Because this is C and not Algol, Pascal, Java, C#, ...
C does not store the size of the array - period. That is a fact of life. And, when an array is passed to a function, the size information is not passed to the function; the array 'decays' to a pointer to the zeroth element of the array - and only that pointer is passed.
1. Where is the length(count/size) info stored when "a" is declared?
It isn't stored. The compiler knows what a is and therefore knows it's size. So the compiler can replace sizeof() with the actual size.
2. Why is the length(count/size) info lost when "a" is passed to the test() function?
In this case, b is declared as a pointer (even though it may point to a). Given a pointer, the compiler does not know the size of the data pointed to.
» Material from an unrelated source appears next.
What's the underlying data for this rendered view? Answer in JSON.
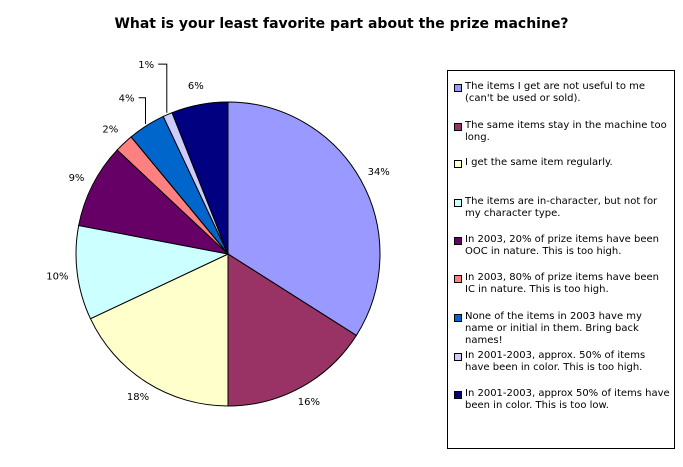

Array pointer does not store the size. However, the[] type is not actually a pointer. It's a different type. When you say int a[] = {1,2,3}; you define array of 3 elements, and since it is defined so, sizeof(a) gives you the size of the whole array.
When however you declare parameter as int a[], it's pretty much the same as int *a, and sizeof(a) would be the size of the pointer (which coincidentally may be the same as the size of int, but not always).
In C, there's no way to store the size in pointer type, so if you need the size, you'd have to pass it as additional argument or use struct.
Where is the length(count/size) info stored when "a" is declared?
Nowhere. The question doesn't make sense BTW.
Why is the length(count/size) info lost when "a" is passed to the test() function?
Array decays into pointer(to the first element) when passed to a function. So the answer is 'nowhere' and similar to the previous question this one again doesn't make any sense.